Amanda 14/10/2020
Queria ter aproveitado mais a leitura dessa saga, mas eu tive um certo problema - ou melhor, eu tive vários, mas vamos falar um de cada vez - com o fato de que não é só uma história, é uma história contada para encaixar no contexto real Histórico. Não era mais sobre as escolhas dos personagens, onde cada um estaria no final, é sobre onde eles deveriam estar no final, então a narração precisou forçar seu caminho para a história chegar onde a História também chegou. Por isso senti que o desenvolvimento de alguns personagens não foi natural. E é um pouco frustrante a gente torcer por um personagem e saber que não vai dar em nada mesmo.
Não consegui me apegar a quase ninguém, queria que todo mundo morresse logo para me livrar de arcos entediantes, na maioria do tempo era um bando de personagens acomodados, que reclamava do que estava errado no mundo e não fazia nada para mudar, jogava tudo nas orações para a deusa ou para o deus cristão e esperava o milagre vir. Era um discurso tipo "eu não vou matar, mas se a deusa quiser me usar para matar, tudo bem".
Mais uma vez, fomos privados de momentos importantes, não tivemos o gostinho das grandes guerras, e se não fosse pela Morgana tendo a visão, a gente não saberia de outra metade de coisas. O clímax da saga, que seria o confronto de Artur contra Mordred, sei lá como que aconteceu, Morgana só aparece para lidar com as consequências do duelo, que foi melhor narrado no prólogo do livro 1 do que agora, quando de fato aconteceu.
Concluo essa saga decepcionada. A história parte do ponto A e no final ainda está no ponto A. É como se nada tivesse acontecido, eu não comprei a ideia de que a Deusa ganhou seu lugar mundo e está presente entre nós, então a missão foi cumprida.
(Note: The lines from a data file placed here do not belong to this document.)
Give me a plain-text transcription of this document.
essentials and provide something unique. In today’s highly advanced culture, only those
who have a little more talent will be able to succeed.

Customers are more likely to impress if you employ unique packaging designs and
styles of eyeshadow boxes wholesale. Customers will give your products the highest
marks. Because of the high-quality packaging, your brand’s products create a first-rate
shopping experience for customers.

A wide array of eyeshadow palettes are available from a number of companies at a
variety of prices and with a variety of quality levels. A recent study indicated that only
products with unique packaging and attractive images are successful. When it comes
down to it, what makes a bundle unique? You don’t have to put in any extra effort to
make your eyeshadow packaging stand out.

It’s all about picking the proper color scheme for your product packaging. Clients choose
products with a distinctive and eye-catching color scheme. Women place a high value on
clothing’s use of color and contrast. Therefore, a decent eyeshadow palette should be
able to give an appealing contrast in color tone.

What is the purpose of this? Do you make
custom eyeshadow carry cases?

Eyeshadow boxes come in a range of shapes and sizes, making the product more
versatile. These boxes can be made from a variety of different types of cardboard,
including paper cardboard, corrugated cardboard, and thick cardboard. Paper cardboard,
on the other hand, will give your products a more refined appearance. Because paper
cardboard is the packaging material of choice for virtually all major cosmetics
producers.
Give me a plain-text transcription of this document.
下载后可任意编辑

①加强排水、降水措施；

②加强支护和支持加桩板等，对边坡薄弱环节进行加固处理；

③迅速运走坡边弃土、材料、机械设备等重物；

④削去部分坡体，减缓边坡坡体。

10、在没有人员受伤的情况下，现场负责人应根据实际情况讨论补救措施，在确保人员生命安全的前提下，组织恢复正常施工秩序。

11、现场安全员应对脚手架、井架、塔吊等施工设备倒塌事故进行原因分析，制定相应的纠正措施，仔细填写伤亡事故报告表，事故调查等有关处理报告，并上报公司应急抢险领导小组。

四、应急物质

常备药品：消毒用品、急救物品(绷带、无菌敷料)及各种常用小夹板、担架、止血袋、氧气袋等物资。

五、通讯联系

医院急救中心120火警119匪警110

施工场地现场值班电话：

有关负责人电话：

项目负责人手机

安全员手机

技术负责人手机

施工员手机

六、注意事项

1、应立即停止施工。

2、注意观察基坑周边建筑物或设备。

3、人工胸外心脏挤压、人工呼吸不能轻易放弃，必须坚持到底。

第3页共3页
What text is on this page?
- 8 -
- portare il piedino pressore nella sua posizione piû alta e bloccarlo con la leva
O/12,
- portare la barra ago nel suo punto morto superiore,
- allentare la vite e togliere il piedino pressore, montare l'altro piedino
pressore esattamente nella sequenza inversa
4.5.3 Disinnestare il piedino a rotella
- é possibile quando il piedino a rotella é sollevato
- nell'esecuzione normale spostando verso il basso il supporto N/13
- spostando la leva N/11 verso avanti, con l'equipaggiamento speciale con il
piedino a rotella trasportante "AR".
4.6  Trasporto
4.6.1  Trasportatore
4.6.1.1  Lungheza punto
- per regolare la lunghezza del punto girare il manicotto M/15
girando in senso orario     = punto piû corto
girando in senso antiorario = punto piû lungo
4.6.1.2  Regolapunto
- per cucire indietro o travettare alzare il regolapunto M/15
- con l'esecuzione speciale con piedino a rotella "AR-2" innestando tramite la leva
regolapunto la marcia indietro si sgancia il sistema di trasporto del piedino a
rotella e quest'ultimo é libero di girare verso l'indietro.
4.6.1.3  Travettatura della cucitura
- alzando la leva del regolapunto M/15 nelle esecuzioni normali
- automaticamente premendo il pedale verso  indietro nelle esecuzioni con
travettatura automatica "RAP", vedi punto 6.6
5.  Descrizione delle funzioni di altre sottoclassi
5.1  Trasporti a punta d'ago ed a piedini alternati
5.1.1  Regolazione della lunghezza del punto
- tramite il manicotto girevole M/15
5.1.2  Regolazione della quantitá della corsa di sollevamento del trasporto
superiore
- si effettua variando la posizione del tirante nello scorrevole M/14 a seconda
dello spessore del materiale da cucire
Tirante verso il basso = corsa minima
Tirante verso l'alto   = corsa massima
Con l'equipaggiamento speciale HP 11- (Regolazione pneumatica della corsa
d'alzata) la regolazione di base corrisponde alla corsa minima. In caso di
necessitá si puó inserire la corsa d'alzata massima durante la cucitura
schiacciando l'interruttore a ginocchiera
Tivemos bons momentos e questionamentos, mas todas as mensagens, posicionamentos e críticas ao cristianismo perdem força dentro da narração por causa do final, "não é o que você fala, é o que você faz", e o que a autora fez foi aceitar e fazer a Morgana aceitar.
Outro detalhe que me marcou e me incomodou profundamente nessa leitura, citado na apresentação da autora, foi ela ter se apresentado como "não feminista". Eu comentei na resenha do livro 1 que era hipocrisia falar isso e criar uma história feminista, mas não consigo tirar da cabeça que tudo isso era realmente a grande intenção da autora, narrar como as mulheres perderam poder, mostrar o que elas foram e o que não são mais. Esfregar na nossa cara como o nosso mundo chegou onde chegou. A minha impressão é que ela teve uma felicidade danada em narrar os últimos três capítulos e escrever que o mundo agora era dos homens, que as mulheres precisariam de um homem para protegê-las e que uma mulher que se recusou trair outra mulher foi morta por isso.
O último assunto que quero abordar é um que vinha a tona sempre pela boca do Kevin, que batia na tecla que não importava os cristãos darem crédito dos feitos da deusa ao deus cristão, porque no fim das contas todos os deuses são um. Mas eu quero dizer que acho isso bem problemático, não importa a veracidade de um feito, basta o símbolo que ele representa e a força que ela carrega. Símbolo e força juntos são poderosos o suficiente para atrair o fiel e isso cria uma bola de neve para ideias, pensamentos e doutrinas.
OBS: Descobri, quando já estava no meio do livro 2, que a autora dessa saga está envolvida em sérias acusações de estupro e pedofilia (feitas pela própria filha). Ainda estou pensando sobre o tópico de separar ou não a obra do autor, mas enquanto não chego à conclusão alguma, fica o alerta para futuros leitores. Acho que se eu soubesse disso antes, teria repensado a escolha desse livro para ler e não sei quanto isso influenciou minha percepção sobre a obra.